On July 23, the House Education and the Workforce Committee held a hearing on expanding educational options for low-income parents through school choice. The committee held a similar hearing on April 16 (see The Source, 4/19/02).
Recently, on June 27, the U.S. Supreme Court, in a 5-4 decision, ruled that a Cleveland, Ohio voucher program did not violate the First Amendment’s Establishment Clause. The Cleveland program provides a voucher system to enable parents to send K-12 students to private schools. A majority of the schools participating in the program have religious affiliations.
Opening the hearing, Committee Chair John Boehner (R-OH) called school choice the “critical next step in education reform, especially in light of the recent Supreme Court ruling upholding the constitutionality of the Cleveland school choice program.” He continued, “We can’t turn our backs on underachieving schools, and we won’t. But we can’t turn our backs on children trapped in endlessly underachieving schools either,” he said. “When schools do not teach and do not change, even after repeated efforts to turn them around, there must be a ‘safety valve’ for the students. That’s what today’s hearing is about,” he added.
Ranking Member George Miller (D-CA) disagreed. “The use of vouchers will drain needed resources” away from public schools and will “drill a hole in that stream of funding we’ve tried to cobble together” to fix the public school system, he asserted. “States are suffering from an economic downturn, and it’s important to keep a critical mass of federal funding within the public schools,” he added.
“The tired arguments against school choice grow less and less relevant every year,” said House Majority Leader Richard Armey (R-TX), who testified before the committee. “School choice works,” he stated. “At its heart, school choice is about giving parents control over the future of their children. It is about giving overlooked, low-income families the same options that more fortunate families already have,” he added. “Congress has a unique opportunity to do what is right, right here in our own backyard,” continued Rep. Armey. He told the committee about legislation (H.R. 5033) he has introduced that would create a “private, independent nonprofit District of Columbia Scholarship Corporation to administer a new federal school choice scholarship program for D.C.” The Corporation would award scholarships to K-12 students from low-income families who reside in the District of Columbia. The scholarships would cover the costs of attending a private or public school in D.C. or in neighboring counties in Maryland and Virginia. “My bill could give 8,000 children—one out of every nine of the District’s 77,000 public school students—a chance to attend an institution where they’d learn in a safe, wholesome environment,” he said.

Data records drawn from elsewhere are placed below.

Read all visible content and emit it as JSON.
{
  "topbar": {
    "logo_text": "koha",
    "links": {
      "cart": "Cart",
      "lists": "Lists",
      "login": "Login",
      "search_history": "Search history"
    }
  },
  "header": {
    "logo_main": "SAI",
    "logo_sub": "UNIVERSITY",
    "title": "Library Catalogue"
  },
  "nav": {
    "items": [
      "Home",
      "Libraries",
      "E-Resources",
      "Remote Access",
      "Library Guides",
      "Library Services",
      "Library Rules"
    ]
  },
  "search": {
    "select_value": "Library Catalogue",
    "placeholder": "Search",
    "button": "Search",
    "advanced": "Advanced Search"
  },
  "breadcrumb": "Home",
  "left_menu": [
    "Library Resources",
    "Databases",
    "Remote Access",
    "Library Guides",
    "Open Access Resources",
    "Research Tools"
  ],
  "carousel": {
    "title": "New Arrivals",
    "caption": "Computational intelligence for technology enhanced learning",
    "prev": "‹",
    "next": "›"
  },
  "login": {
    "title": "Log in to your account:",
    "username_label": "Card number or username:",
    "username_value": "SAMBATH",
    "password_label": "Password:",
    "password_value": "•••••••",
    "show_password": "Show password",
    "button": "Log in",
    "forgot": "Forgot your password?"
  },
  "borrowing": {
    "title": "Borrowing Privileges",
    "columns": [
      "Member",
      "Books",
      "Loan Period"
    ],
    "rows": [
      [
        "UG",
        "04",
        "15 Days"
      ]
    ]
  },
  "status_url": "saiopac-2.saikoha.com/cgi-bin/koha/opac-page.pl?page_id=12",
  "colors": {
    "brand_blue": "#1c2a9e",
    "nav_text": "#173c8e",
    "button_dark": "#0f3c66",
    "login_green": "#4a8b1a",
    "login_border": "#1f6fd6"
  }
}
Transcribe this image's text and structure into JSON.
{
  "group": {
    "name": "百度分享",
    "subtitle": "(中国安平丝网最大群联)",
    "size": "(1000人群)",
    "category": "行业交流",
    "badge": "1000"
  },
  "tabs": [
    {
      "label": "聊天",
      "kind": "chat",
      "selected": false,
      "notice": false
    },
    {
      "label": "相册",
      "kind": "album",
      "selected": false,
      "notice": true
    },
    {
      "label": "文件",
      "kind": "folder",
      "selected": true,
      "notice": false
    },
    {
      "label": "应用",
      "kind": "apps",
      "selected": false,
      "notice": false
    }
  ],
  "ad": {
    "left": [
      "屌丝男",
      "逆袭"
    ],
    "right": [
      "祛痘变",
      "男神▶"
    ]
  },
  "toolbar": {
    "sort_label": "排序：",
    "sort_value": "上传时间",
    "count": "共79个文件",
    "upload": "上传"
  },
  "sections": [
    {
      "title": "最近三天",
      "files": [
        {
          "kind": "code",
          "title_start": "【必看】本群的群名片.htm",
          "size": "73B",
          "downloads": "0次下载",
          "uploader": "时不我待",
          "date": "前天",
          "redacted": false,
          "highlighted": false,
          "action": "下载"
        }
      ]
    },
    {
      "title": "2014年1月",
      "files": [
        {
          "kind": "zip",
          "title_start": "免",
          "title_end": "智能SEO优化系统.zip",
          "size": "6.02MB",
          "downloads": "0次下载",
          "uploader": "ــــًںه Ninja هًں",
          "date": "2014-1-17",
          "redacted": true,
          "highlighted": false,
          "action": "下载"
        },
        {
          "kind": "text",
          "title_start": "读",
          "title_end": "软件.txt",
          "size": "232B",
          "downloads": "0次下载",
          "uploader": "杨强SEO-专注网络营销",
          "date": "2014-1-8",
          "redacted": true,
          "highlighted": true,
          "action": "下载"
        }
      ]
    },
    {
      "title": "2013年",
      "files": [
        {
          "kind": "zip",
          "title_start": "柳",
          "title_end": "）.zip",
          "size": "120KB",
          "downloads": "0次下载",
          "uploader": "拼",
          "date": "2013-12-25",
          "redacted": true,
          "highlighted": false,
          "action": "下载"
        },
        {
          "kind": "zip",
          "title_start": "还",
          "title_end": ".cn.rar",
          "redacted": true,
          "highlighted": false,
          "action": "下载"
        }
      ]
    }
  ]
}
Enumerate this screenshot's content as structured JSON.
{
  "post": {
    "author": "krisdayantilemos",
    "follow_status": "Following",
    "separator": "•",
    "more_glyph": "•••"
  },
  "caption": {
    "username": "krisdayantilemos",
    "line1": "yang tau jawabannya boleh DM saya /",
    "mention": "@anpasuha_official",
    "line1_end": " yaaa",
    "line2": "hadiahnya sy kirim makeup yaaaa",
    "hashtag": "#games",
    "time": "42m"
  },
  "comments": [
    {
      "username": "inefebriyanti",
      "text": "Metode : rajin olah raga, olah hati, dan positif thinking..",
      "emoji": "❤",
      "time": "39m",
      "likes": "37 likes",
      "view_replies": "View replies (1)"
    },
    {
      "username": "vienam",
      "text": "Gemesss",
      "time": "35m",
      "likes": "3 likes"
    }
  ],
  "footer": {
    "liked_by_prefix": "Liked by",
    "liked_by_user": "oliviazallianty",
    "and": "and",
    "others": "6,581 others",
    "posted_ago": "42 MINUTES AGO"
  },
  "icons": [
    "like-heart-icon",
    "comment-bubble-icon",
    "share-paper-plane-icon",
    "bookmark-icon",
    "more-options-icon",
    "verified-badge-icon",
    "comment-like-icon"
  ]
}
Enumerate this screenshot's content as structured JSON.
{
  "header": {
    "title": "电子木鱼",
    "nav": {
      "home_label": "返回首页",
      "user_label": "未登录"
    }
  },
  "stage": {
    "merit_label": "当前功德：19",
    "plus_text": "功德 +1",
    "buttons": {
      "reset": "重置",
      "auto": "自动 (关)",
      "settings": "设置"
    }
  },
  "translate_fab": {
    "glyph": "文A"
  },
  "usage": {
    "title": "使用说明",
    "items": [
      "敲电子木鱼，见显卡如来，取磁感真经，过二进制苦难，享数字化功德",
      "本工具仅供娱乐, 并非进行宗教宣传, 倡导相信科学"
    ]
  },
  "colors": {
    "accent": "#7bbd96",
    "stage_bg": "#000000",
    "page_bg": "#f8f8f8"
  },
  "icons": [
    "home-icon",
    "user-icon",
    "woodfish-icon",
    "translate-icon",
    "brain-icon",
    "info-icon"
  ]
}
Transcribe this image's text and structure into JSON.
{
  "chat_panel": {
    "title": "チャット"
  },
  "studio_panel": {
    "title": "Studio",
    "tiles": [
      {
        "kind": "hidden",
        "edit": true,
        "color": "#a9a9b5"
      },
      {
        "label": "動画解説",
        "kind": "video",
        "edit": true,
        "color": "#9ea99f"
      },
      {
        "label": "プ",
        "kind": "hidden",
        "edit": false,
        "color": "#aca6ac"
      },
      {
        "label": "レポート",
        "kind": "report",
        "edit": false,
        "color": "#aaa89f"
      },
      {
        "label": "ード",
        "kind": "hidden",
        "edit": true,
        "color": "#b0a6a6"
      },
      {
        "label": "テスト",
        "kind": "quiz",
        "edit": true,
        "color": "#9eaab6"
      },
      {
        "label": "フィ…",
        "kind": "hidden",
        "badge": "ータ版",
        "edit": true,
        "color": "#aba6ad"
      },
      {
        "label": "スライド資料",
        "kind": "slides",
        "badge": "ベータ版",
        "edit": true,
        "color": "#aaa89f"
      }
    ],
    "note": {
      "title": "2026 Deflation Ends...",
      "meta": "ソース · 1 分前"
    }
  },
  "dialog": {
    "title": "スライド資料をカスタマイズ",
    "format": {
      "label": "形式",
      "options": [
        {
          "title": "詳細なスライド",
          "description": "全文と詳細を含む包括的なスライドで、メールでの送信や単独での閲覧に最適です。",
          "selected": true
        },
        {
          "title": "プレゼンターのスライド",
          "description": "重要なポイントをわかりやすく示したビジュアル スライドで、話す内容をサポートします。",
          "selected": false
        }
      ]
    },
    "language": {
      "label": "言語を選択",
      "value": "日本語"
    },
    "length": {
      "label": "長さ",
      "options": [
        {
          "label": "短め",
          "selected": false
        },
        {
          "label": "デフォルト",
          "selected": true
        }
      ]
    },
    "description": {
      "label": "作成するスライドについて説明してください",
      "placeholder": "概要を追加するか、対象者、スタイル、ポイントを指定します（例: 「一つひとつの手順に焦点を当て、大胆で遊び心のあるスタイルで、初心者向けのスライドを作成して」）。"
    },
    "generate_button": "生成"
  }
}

“When asked their opinion of publicly funded vouchers, citizens of the District of Columbia voted 89 percent to 11 percent against them,” countered Linda Moody of the District of Columbia Congress of Parents and Teachers. “To impose a voucher program on a school district that has so emphatically expressed its opposition completely contradicts the principle of local control of education,” she stated.
Ms. Moody told the committee that “according to a summary of H.R. 5300 on Mr. Armey’s website,” only 1,600 vouchers worth $5,000 could be given to children in the District of Columbia each year. With 77,000 children enrolled, “this program guarantees that most of them will be left behind,” she said. “Why not implement reforms that benefit all children?” she asked. Elliot Mincberg of People for the American way agreed. “Despite what some may think, the D.C. public school system is not a laboratory for the nation. D.C.’s children should not be used as pawns by voucher proponents in their zeal to weaken the public school system,” he said. “Additionally, there is no guarantee that any of the voucher recipients will be accepted to the private schools in the surrounding area so that they might use the vouchers,” he added.
Roberta Kitchen, a single mother with five children, testified in favor of the Cleveland school choice program. “For me, the Supreme Court decision means that my daughter can continue to attend a school where the principal knows all the students, where the environment is safe and where she learns and is happy,” she said. “I met a lot of good teachers who cared when my kids were in public schools,” she continued. “The problem is, they’re in a system that doesn’t let them care,” she added.